Paula’s primary caregiver is her daughter, Connie, who was driving at the time of the accident. Connie’s father (Paula’s husband) was killed in the collision, and she therefore feels extremely responsible for her mother’s condition and care.
Both Paula and Connie acknowledged that there is limited structured support for transplantees and their families. The primary and best support they found came from others going through the same process. They said they learned the most from speaking with other patients and their families as they congregated in various waiting rooms.
Paula wore her beeper for six months. After she was on the waiting list for about five months, Paula developed toxic pneumonia. She spent two weeks in the hospital and she was pushed up on the organ waiting list due to the severe deterioration of her condition which result from the pneumonia. In other words, she had to become sicker in order to get an organ, but her weakened state also negatively affected her chances for recovery.

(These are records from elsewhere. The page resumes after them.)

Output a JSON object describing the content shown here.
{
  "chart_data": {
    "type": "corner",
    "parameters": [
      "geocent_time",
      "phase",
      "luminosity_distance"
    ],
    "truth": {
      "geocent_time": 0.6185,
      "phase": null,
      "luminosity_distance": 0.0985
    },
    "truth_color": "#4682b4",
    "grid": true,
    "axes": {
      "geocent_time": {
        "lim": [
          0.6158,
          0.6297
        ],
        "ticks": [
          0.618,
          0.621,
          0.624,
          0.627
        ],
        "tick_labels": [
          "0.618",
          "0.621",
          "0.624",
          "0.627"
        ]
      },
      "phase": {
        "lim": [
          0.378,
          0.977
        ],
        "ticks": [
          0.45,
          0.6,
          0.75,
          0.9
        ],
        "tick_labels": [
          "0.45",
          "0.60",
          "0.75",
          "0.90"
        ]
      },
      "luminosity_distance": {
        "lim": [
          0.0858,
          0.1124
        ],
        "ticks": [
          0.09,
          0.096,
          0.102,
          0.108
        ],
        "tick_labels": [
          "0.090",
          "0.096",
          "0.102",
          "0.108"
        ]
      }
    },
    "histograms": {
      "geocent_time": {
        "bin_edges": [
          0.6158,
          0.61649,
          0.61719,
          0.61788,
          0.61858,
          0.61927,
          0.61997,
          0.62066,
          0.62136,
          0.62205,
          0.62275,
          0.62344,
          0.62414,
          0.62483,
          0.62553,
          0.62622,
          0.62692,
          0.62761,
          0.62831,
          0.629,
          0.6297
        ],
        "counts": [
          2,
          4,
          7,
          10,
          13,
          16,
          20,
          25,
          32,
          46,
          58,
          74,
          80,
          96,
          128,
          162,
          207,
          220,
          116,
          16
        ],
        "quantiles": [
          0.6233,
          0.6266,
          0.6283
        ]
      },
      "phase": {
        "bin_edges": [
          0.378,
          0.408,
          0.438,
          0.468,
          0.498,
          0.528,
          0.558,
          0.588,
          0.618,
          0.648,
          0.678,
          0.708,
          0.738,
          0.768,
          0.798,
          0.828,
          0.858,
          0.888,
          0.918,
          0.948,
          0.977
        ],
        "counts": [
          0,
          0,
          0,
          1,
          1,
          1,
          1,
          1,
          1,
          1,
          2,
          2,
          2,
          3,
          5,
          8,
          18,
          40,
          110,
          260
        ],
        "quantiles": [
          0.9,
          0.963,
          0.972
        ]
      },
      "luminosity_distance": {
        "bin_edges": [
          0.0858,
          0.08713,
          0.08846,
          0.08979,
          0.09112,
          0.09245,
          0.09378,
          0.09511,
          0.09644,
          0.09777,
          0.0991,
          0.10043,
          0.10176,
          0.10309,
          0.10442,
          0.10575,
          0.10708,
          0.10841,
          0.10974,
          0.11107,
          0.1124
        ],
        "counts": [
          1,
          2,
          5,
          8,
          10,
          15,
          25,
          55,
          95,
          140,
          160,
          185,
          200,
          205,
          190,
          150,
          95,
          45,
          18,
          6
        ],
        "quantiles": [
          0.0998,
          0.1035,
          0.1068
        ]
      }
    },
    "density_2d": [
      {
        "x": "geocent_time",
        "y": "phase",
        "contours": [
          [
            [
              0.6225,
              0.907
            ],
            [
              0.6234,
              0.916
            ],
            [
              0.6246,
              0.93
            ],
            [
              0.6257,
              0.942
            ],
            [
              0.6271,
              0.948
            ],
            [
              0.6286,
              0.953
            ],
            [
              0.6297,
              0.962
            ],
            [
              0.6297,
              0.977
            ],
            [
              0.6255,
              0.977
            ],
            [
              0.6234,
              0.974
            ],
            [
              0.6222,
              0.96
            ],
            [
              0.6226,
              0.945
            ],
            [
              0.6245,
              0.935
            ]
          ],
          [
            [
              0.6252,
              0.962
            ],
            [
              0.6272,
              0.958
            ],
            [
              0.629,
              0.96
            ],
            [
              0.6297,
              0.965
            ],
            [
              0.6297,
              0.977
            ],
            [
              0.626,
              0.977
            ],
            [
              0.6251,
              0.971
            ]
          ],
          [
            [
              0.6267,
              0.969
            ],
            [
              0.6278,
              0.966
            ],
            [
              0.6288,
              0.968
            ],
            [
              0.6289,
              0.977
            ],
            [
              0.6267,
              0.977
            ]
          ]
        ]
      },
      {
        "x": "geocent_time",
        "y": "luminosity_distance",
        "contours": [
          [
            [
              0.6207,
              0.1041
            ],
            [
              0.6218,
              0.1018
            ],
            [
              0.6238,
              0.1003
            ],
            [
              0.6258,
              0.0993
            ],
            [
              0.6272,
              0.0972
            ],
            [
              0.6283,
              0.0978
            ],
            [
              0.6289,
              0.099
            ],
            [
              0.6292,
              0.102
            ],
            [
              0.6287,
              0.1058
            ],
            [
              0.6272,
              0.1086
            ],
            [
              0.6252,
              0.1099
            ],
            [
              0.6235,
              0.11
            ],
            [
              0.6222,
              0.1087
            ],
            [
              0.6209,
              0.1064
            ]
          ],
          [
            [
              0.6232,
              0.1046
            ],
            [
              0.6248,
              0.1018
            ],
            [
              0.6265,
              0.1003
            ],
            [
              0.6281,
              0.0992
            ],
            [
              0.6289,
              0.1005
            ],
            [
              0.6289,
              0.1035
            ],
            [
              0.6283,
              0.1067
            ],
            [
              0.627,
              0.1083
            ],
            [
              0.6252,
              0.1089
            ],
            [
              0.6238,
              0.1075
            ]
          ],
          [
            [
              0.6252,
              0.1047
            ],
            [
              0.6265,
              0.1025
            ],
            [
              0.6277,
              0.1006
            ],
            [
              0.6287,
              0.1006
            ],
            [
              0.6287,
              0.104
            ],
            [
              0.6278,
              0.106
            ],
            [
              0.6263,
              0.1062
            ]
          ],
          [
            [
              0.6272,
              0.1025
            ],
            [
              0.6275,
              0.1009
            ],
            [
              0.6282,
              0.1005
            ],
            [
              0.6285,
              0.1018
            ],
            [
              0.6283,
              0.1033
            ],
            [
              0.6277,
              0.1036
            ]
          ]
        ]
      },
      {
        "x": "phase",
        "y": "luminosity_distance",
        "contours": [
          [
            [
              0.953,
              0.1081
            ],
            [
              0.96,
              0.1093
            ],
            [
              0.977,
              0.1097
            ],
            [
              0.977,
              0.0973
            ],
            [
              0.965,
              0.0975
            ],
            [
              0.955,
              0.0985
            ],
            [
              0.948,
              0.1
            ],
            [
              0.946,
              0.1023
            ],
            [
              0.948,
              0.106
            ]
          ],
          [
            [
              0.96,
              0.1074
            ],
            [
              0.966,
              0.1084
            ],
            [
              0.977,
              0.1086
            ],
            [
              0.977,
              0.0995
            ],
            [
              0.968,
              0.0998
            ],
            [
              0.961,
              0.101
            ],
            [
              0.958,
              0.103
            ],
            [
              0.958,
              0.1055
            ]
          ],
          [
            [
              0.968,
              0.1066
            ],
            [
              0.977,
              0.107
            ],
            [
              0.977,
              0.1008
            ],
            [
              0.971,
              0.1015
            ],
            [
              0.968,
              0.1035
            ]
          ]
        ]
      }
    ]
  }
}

Overall, Paula’s transplant experience was a good one. From the time she was first referred to the transplant center at the University of Miami Hospital until she was placed on the waiting list was a total of just two months, during which time she was undergoing various tests to make sure she was a viable candidate for transplant. She did not find this period excessive, although it was quite stressful. Paula said her medical care was excellent, and that she was kept apprized of what was going on. She also did not have to worry about any of the costs as she has an excellent medical insurance plan which covered and continues to cover most of her expenses.
She felt that the care she received was excellent and that the counseling she received was adequate. This is illustrative of a common attitude among transplant recipients: they are just so happy to be alive and relatively healthy that they are not going to quibble or find fault with the little things.
The worst experience Paula and her family had during those six months of waiting was the "false alarm." Paula's beeper went off at four o’clock one morning. Paula and Connie rushed to the hospital, where Paula was prepped. Then they waited, and waited, and waited -- for a total of 14 hours. It turned out there was a liver, but it wasn’t a good match. Ultimately, they were sent home. Paula and Connie both said that the worst part of this experience was the lack of communication from the transplant team. During those 14 hours of waiting, no one from the transplant team came to talk to them about what was going on, and it was very frustrating for Paula and her entire family.
Three weeks later, Paula was beeped again. This time, the liver was a perfect match, and the transplant proceeded without any hitches.
Whereas Paula’s reaction to the people she came in contact with was very positive, the same was not true for Connie. Connie said there was a transplant coordinator, but she was so overworked there was little personalized attention. Connie also felt that there was no family counseling to speak of and that all the information she needed she had to acquire on her own. Although she lauded her mother's doctor, she felt that "personalized service was lacking. Everybody was so busy. There just weren’t enough people." This perception may or may not be true, but it is certainly a common one expressed by the family members of transplant patients.
For Paula, the hardest part of the experience was the follow-up care regime. She had to travel to the clinic three times each week immediately following her surgery when she was still just recovering and very weak. She had to show up at 6:45 a.m. and get in line. Then she had to wait to see the doctor. Then she had to wait another six hours for her test results (so the doctor could advise her on any adjustments that were required in her medications) before she could go home. This often equated to an eight or nine-hour day for a woman who had just gone through major surgery. She found it exhausting -- both emotionally and physically.
Paula is now active, happy, and as healthy as can be expected. She has her medications down to a regular routine which no longer disrupts her life, and she considers herself incredibly blessed.